You see the first signs in the newspapers around the 18th of December. As regular as clockwork headlines announce that the nation’s merchants are quivering in their boots because customers are not doing their duty, and sales are down on the previous year’s.

I assume this is a ploy to make us all rush off to the shops and do our duty by the economy. It may also promise some peace and quiet to the poor shop assistants, but I’m getting bored, because although sales do indeed go down year on year, statistics, as usual, are a load of old codswallop.

The reason is simple. Although the British are celebrated – especially among car manufacturers - as perhaps the world’s most gullible customers, they are not complete idiots.

Many – cheapskates like me especially - patiently await the New Year Sales. Others keep their wallets closed till just before Christmas, when the shops announce they have been forced by “adverse trading conditions” to start their sales early, which is exactly what happened this year.

Yesterday I said to my son Nick, “I’m waiting for the first headline saying sales were not as bad as expected.”

“Too late,” he replied. “I saw one today.”

What is happening?
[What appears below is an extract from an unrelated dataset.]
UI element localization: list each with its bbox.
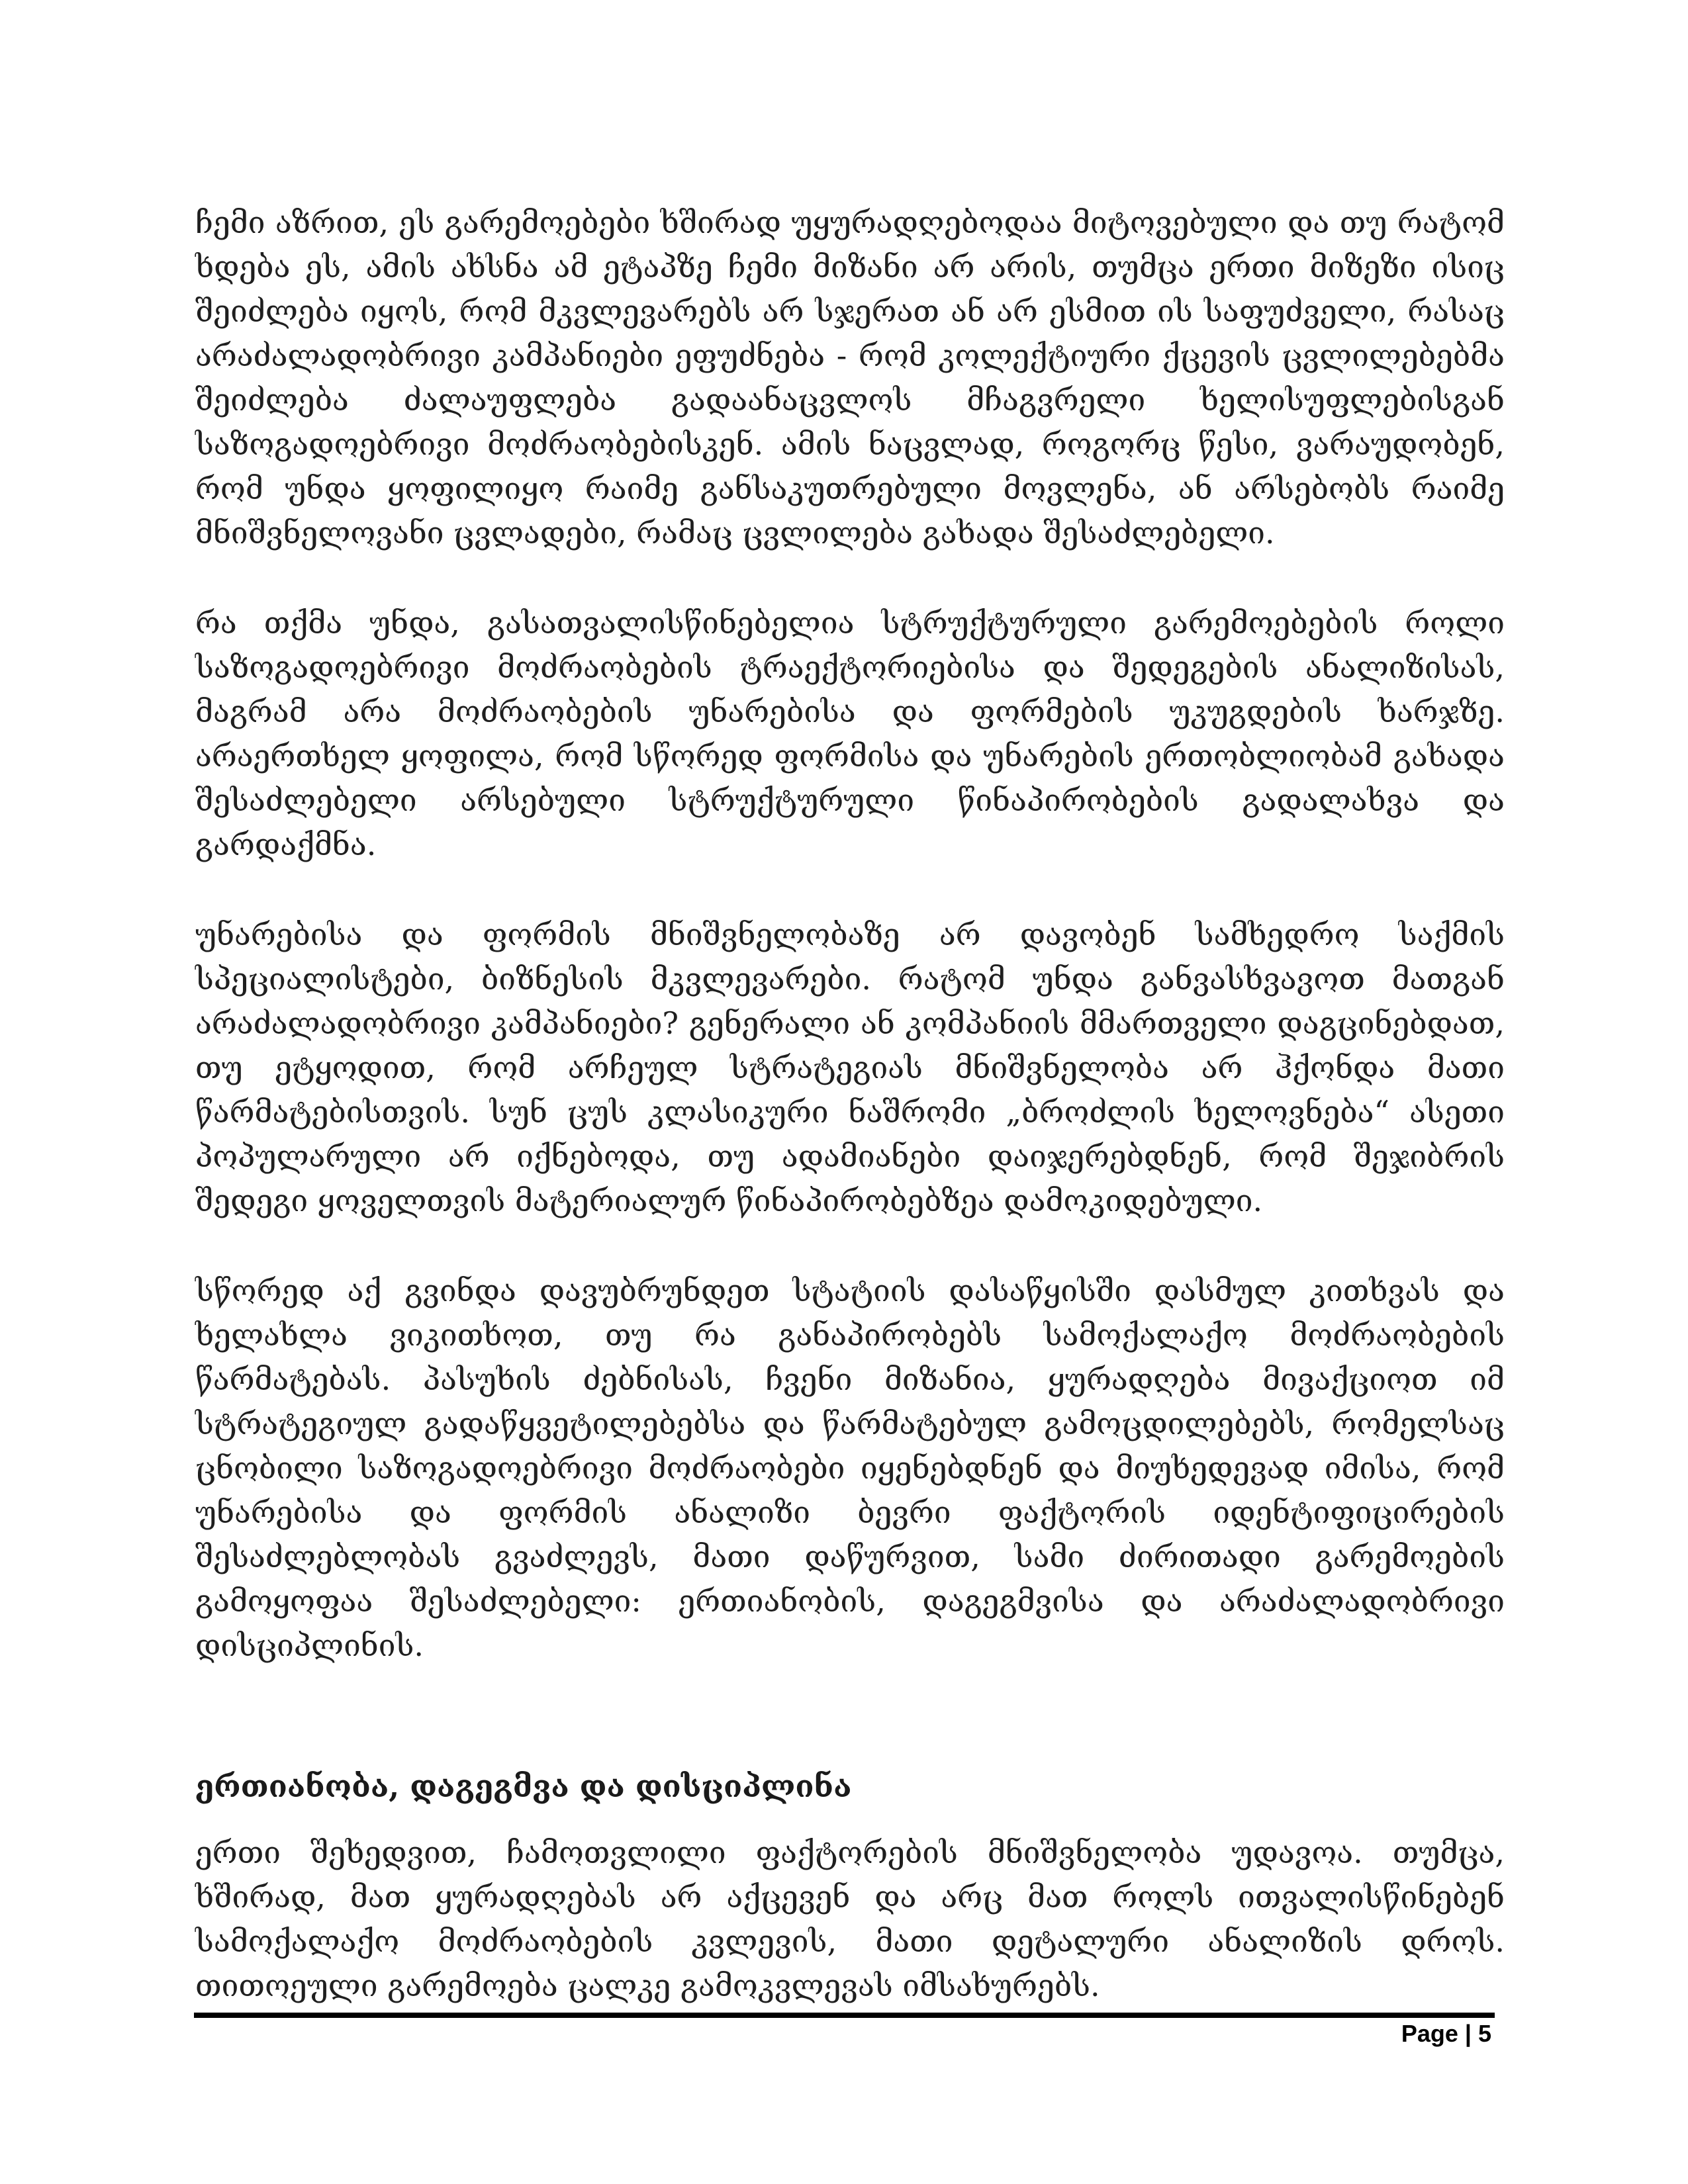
body-paragraph: ჩემი აზრით, ეს გარემოებები ხშირად უყურადღებოდაა მიტოვებული და თუ რატომ ხდება ეს, ამის ახსნა ამ ეტაპზე ჩემი მიზანი არ არის, თუმცა ერთი მიზეზი ისიც შეიძლება იყოს, რომ მკვლევარებს არ სჯერათ ან არ ესმით ის საფუძველი, რასაც არაძალადობრივი კამპანიები ეფუძნება - რომ კოლექტიური ქცევის ცვლილებებმა შეიძლება ძალაუფლება გადაანაცვლოს მჩაგვრელი ხელისუფლებისგან საზოგადოებრივი მოძრაობებისკენ. ამის ნაცვლად, როგორც წესი, ვარაუდობენ, რომ უნდა ყოფილიყო რაიმე განსაკუთრებული მოვლენა, ან არსებობს რაიმე მნიშვნელოვანი ცვლადები, რამაც ცვლილება გახადა შესაძლებელი.	[195, 205, 1505, 551]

The retailers are slowly educating customers. Pre-Christmas sales will continue to go down, and sales will start earlier and earlier – as they do in the U.S.

Another factor is the internet. I am waiting for the first headlines about the slump in stores being compensated for by the growth on-line.

Next year should be really interesting though, as the cumulative effects of Gordon Brown’s financial ineptitude over the last ten years start to have real effect.

Part of me really likes recessions, though. Advertisers suddenly realise marketing is about measurable results, not corporate bullshit, and turn to old hacks like me.

I have been trying, with difficulty, to work out how often our stuff fails to work so that I can boast about it. It seems to be about once or twice a year. The percentage must be very low because we do a lot of work; we did four jobs and a marketing review in the week before Christmas.

Lest you get the idea that this means we’re a bunch of geniuses, forget it.

It’s just that most of the people out there can’t write more than 100 words without getting lost because nobody taught them English. Anyhow my partner’s stuff does better than mine. She’s better looking, too.